I cannot see your point of view, unfortunately I only can see mine, identity is strange, who knows what’s going on inside this mind, I’m happy and I’m honestly not drinking, just remember the song because it came to my mind trying to answer the prompt of tomorrow. I care about this and I’m being honest now, I do wish I had a couple of them ready in my kjøleskap to enjoy. But I was good today, no shopping at the local store because I didn’t need anything and I spend lots of money on my awesome shoes instead because it’s real and a good thing.
schizoaffective thoughts in the evening, rambling again; but yeah, I’m honestly okay now.
edit: I’m affected by emotions and thoughts I cannot help having but I’m sober at least, it’s important to my conditions staying away from it.
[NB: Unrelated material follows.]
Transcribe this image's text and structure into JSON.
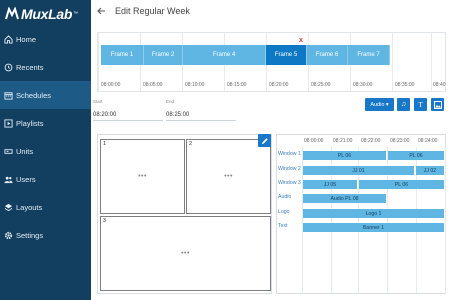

Btw I’m not saying this to be mean but I’m not drinking and I have my pride in mind first. I believe the 11th i have an appointment with the psych so I can get adjustment to my psychiatric medications. What you can see is the illness I don’t know why I’m so afraid you believe I’m drunk/intoxicated because I’m having a strange day I’m happy and now I’m listening and speaking with family to calm down for the night. Thank you everyone reading
feelings the daughter is drowning in
why am I like this, it’s the psychosis trying
to take me down the path of Darkness
so the history is significant, sometimes I have 8 cans in one session. I need other medications and more things to do, good people and real joy in life. I’m getting it, I have faith and the power of will. Writing helps. Thank you all for listening to these thoughts, I truly wish you well.